Guarantees that a write is committed only after a quorum of replicas have persisted it, providing high availability and fault tolerance.
RZone–DB Mapping Example
The mapping between RZones and database partitions is configured in a static table. A typical configuration looks like:
RZ0* --> a
RZ1* --> b
RZ2* --> c
RZ3* --> dWhen a request arrives, Spanner uses this table to forward the request to the correct RZone, which then accesses its local partition (e.g., a for RZ0).
DR Re‑mapping Procedure
During a disaster‑recovery switch the system performs two steps:
Reassign DB‑partition ownership. For example, if RZ0 and RZ1 become unavailable, their partitions are transferred to RZ2 and RZ3 respectively:
RZ0* --> /
RZ1* --> /
RZ2* --> a
RZ2* --> c
RZ3* --> b
RZ3* --> dUpdate the user‑ID‑to‑RZone routing table so that traffic for the affected user ranges is directed to the new units. An example before the switch:
[00-24] --> RZ0A(50%),RZ0B(50%)
[25-49] --> RZ1A(50%),RZ1B(50%)
[50-74] --> RZ2A(50%),RZ2B(50%)
[75-99] --> RZ3A(50%),RZ3B(50%)After the switch the mapping becomes:
[00-24] --> RZ2A(50%),RZ2B(50%)
[25-49] --> RZ3A(50%),RZ3B(50%)
[50-74] --> RZ2A(50%),RZ2B(50%)
[75-99] --> RZ3A(50%),RZ3B(50%)This order (DB mapping first, traffic mapping second) ensures that no request is sent to a unit that does not yet own the required data, preserving stability during the cut‑over.
Key Takeaways
Unitized RZone design isolates user groups, enabling TPS to scale from tens of thousands to > 500 000 TPS.

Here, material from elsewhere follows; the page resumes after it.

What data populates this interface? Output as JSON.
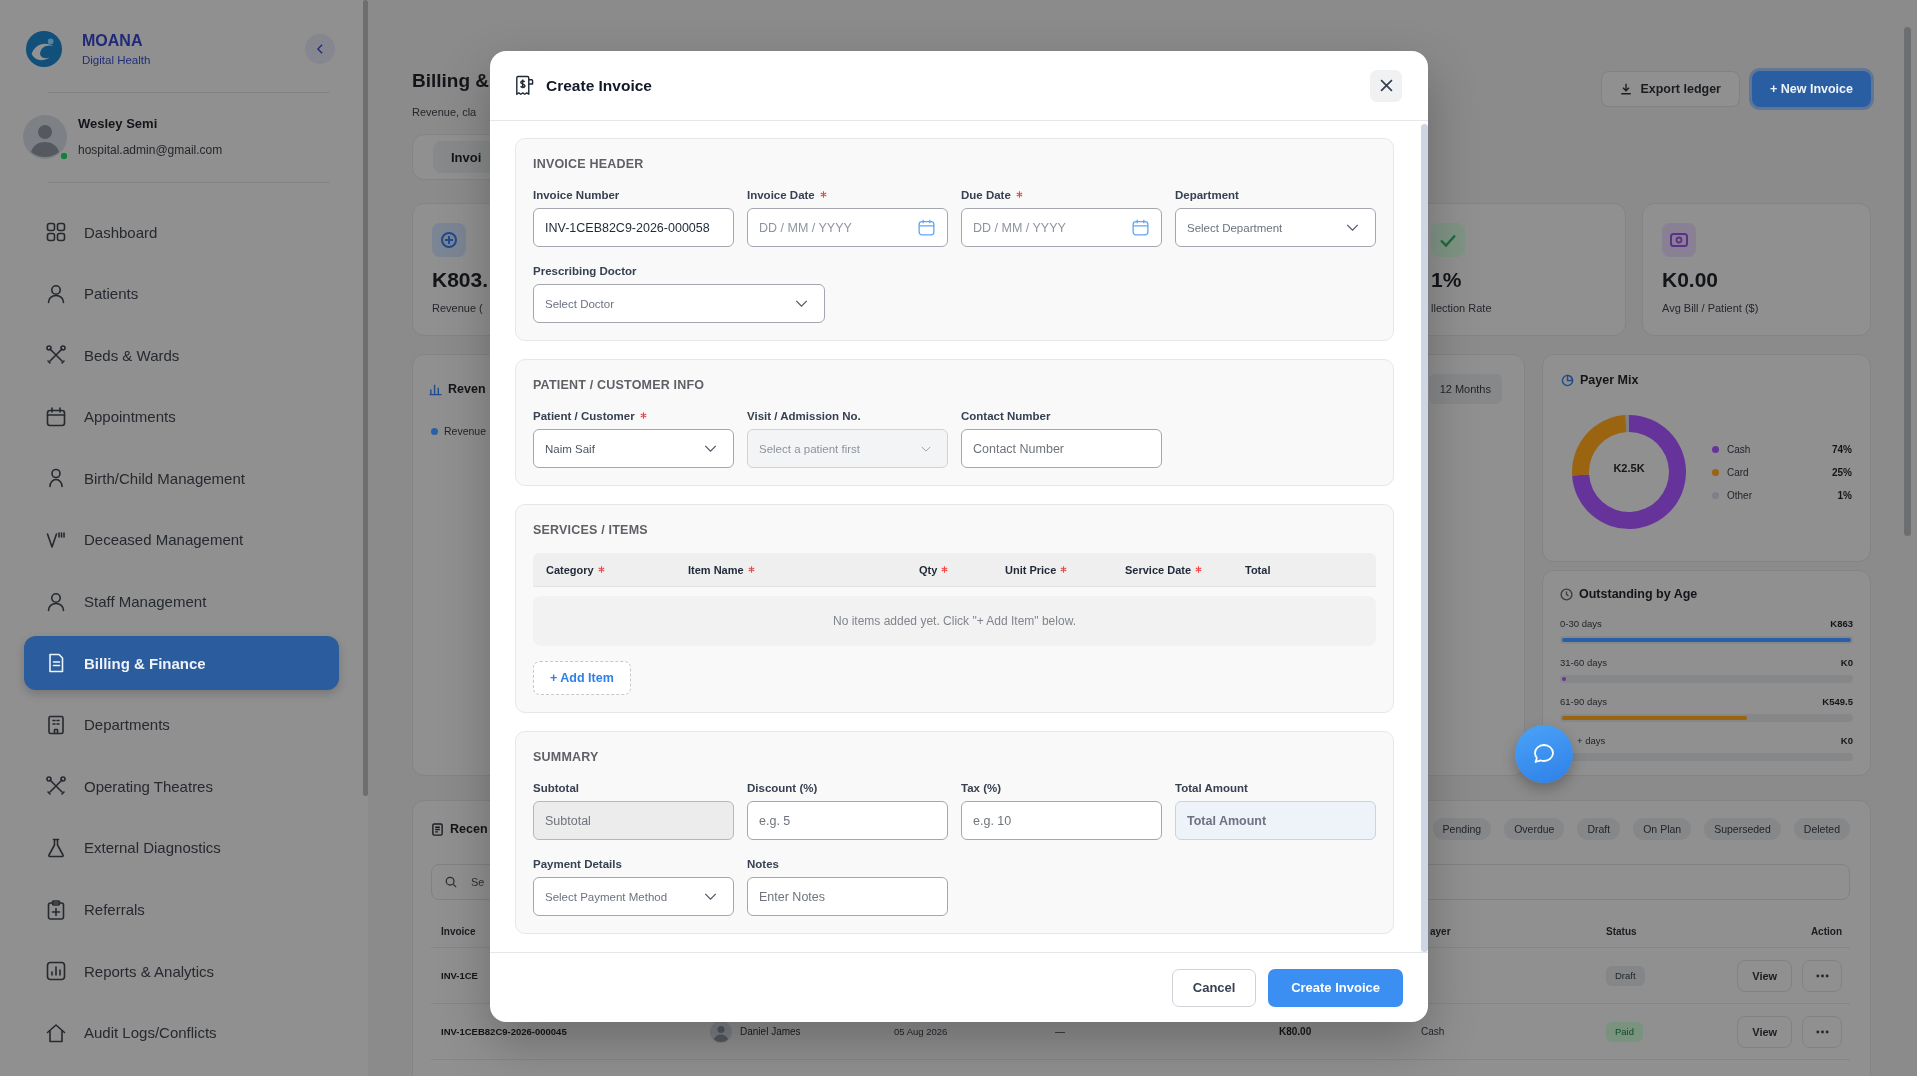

Paxos‑based OceanBase prevents split‑brain scenarios during network partitions.
CZone local reads exploit the write‑read delay, reducing cross‑region latency for data that does not need immediate consistency.
Combined traffic routing, unitization, and multi‑level DR allow Ant’s payment system to sustain record‑breaking loads while maintaining high availability and disaster resilience.